Когда врач ушел, подсел ко мне сосед усатый, Степаном его звали, и говорит:

– Что, Треногий, по красавице своей сохнешь? Что она тебе отворот-поворот дала?

– Нет, – говорю, – на фронт она сбежала… Даже не простилась со мной. Видать, я для нее, как зверушка несчастная был. Подобрала, выходила, приручила и бросила.

– Да, ну тебя, Егор, и взаправду как дитя малое разнылся тут! На вот, выпей лучше, – говорит Степан, и протягивает мне стакан водки. – А насчет девок, врач дело говорит. После войны свободных баб хоть отбавляй будет. Даже мне, одноногому, авось, хорошая достанется.

Я взял стакан. Он довольно улыбнулся своими усами и налил себе в другой.

– За нас, фронтовиков, – говорит, а потом хитро так подмигивает: – и за них, фронтовичек, или как их там, фронтовых подруг!

Я выпил залпом первый раз такую дозу лошадиную. Уснул, точно мертвый. Снится мне сон, будто возвращаюсь я домой, а у порога мама меня встречает.

– Ты что так долго, сынок, – говорит, – еда уже остыла, да и невесты заждались.

Захожу в дом и вижу – за столом Наденьки сидят, словно близняшки, много их так, даже не помню сколько. И все улыбаются мне. А мама говорит:

– Выбирай, Егорушка, какая тебе по сердцу.

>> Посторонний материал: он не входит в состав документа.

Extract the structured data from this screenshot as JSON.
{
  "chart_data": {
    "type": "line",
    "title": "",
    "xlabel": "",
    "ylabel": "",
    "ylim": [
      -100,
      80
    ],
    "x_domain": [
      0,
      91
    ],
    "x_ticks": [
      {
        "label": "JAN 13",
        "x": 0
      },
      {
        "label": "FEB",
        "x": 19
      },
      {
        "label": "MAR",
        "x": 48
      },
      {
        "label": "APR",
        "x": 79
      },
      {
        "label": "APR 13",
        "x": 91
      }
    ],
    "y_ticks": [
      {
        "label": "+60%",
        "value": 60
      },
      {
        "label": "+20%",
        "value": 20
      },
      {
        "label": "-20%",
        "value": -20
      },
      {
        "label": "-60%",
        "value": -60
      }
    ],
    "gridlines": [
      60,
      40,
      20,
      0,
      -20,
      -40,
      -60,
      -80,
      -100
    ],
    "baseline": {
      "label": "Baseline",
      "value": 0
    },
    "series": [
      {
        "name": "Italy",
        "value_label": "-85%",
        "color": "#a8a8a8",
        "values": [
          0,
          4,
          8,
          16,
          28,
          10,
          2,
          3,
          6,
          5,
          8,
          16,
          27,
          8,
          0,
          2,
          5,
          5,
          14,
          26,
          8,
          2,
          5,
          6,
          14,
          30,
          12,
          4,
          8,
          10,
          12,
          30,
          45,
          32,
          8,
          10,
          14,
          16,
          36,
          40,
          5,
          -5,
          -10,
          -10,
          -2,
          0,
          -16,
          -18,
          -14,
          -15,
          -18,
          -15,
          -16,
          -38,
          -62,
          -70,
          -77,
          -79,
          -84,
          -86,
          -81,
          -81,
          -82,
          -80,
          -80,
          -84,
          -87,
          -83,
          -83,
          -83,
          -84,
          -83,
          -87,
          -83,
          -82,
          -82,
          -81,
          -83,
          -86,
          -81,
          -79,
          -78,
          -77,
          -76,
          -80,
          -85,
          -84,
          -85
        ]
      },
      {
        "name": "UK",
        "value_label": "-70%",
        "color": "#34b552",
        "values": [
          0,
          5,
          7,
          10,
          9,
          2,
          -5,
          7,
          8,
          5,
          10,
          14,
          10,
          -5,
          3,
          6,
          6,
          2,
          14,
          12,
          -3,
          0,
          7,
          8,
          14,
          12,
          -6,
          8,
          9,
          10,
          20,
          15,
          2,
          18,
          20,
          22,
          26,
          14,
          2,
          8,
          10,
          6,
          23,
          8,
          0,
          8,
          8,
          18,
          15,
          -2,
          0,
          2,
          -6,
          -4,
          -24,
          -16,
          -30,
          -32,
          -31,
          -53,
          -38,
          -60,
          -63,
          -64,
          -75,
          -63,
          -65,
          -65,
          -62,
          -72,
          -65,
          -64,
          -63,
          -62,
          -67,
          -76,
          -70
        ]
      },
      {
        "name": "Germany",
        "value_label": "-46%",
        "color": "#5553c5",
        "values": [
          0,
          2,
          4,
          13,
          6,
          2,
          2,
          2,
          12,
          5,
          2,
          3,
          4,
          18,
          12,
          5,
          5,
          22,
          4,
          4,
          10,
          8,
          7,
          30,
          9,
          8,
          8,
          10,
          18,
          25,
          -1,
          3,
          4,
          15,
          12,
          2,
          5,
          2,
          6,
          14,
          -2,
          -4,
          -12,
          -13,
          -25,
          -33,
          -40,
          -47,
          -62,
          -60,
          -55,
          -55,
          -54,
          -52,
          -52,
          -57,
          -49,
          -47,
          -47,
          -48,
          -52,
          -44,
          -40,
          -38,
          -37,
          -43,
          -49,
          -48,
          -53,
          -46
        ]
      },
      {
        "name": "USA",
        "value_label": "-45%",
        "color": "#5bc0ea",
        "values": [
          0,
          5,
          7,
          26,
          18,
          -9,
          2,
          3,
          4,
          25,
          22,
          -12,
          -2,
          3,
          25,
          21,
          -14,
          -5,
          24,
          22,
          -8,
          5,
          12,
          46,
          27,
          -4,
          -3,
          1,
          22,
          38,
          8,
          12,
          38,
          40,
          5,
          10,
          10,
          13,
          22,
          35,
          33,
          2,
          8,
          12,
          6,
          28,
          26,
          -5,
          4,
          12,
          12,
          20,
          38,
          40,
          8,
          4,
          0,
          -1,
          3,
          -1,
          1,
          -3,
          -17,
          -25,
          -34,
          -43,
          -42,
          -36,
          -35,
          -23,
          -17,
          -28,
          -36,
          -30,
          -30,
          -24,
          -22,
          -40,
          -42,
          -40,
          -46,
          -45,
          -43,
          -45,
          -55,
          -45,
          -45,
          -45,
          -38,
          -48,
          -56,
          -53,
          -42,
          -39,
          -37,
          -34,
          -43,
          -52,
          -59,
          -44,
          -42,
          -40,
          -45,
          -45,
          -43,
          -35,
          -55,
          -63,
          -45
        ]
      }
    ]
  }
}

«Только как выбирать-то, – думаю, – если все на одно лицо и каждое лицо – родное, Наденькино. Как же мне разобраться, которая из них моя, настоящая».

А они, будто слыша мысли мои, говорят:

– А ты поцелуй нас, может так узнаешь, которая из нас твоя.

Стал целовать их, каждую по очереди, а их все больше и больше становится, и уже нет этому конца и края. А поцелуи-то все желанные, Наденькины. Как тут разобраться?

«Ну если так, – думаю, – надо бы жениться на всех, чтоб не промахнуться с выбором».

Сколько спал – не помню. Кто-то будить меня стал, а мне просыпаться не хочется, больно сладки Наденькины поцелуи. Но этот кто-то очень настаивал, стал трясти меня за плечо. Слышу голос сквозь сон:

– Егор, просыпайся, тебе письмо.

«Какое письмо, – думаю, – от кого? Мои все здесь, со мною рядом: и мама, и Наденьки вот все. Больше мне никого и ничего не нужно, ни писем, ни газет».